Article Preview
Top1. Introduction
Linked data provides a universal paradigm for publishing and sharing structural knowledge on the web. The adoption of the Linked Data best practices has led to the extension of the Web with a global data space connecting data from diverse domains. From these data, an important knowledge we can discover is the explicit or hidden relationship among multiple objects, which is terminologically named as Semantic Association. An early statement of semantic association can be found in (Aleman-meza, Halaschek, Arpinar, & Sheth, 2003), in which Semantic Associations were defined as paths connecting two objects. Discussions of Semantic Associations in linked data have lasted for more than ten years. Researchers have proposed different association models, from path model (Pirrò, 2015) to sub-graph model (Xiang Zhang, Zhao, & Wang, 2012), (Cheng, Liu, & Qu, 2016), from associations between object pairs (Fang, Sarma, Yu, & Bohannon, 2011) to associations among multiple objects (Chen, C., Wang, G., Liu, H., Xin, J., Yuan, 2011). Various mining approaches have been proposed based on these models. Discovering and utilizing Semantic Associations in Linked Data has found many applications in diverse fields, such as to detect potential terrorists in the field of national security (Sheth et al., 2005), to help understand relations between diseases and side effect in the field of drug discovery (Wild et al., 2011), or to rank biomedical resources in the field of gene analysis (Makita et al., 2013). For the utilization of Semantic Association in different fields, it requires an effective and efficient way to retrieve Semantic Associations based on users’ information need.

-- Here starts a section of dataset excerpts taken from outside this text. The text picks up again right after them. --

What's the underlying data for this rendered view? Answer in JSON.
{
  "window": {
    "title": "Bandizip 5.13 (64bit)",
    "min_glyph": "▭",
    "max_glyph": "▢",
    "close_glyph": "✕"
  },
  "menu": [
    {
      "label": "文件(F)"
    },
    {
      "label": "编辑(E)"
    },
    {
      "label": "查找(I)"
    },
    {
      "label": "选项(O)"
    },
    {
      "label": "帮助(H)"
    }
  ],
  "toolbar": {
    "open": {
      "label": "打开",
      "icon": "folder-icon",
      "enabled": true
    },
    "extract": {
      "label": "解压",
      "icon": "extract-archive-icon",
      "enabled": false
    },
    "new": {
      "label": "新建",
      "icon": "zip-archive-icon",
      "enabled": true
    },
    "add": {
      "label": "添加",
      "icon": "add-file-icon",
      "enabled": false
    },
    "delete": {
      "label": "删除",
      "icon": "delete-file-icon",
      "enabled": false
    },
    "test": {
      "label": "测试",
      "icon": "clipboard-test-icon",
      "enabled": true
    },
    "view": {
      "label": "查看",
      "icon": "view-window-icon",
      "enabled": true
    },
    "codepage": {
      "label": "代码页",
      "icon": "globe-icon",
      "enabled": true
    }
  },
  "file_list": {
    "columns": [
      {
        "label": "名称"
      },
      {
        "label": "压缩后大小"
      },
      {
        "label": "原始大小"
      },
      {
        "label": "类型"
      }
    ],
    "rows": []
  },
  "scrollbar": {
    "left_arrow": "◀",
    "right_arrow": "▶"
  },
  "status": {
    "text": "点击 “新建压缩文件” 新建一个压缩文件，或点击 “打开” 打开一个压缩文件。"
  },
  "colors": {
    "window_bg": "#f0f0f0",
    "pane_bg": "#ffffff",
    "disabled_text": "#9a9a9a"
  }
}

A Semantic Association is a combination of textual information (localnames and annotations of objects) and structural information (group relationship among objects). Textual information of objects can be extracted, and textual search enables the possibility of finding relevant associations using keywords. People can find associations through an interface similar to a web search. While this approach is simple and intuitive, it ignores the structural information in associations, which possibly lead to massive irrelevant search results. When looking for an association, the users’ need is usually structured. For the typical scenario in Figure 1, when someone searches associations matching “Tim Berners-Lee, Chris Bizer and Tom Heath”, he actually expects that exactly three related objects are hit and there will be meaningful associations connecting these objects. The answer of this search is an association indicating that these researchers (in red font in Figure 1) used to co-author a paper “Linked Data – The Story So Far” (Bizer, Heath, & Berners-Lee, 2009), which was published on IJSWIS. This is different from the basic idea of web search, where keywords can hit anywhere in a page, and no relation will be considered among keywords. The simple textual search would become ineffective if it cannot capture the structure information in the search.
Besides, the ever-increasing volume of Linked Data becomes a great challenge to association search. Large-scale Linked Data, such as DBpedia1 or YAGO2 knowledge graph contains tens of millions to billions of triples. Enormous objects have been defined in these data, and the number of associations discovered in these data will explode exponentially in amount. A structural search will become inefficient and will have unacceptable response time when it works on Semantic Associations discovered in Large-scale Linked Data. For example, there are nearly 6 million objects contained in DBpedia. Even with the rigorous limitation set in our experiments, we still discover more than 60 million associations. An association search considering both textual and structural information on this huge dataset is hard to satisfy the efficiency requirement of users.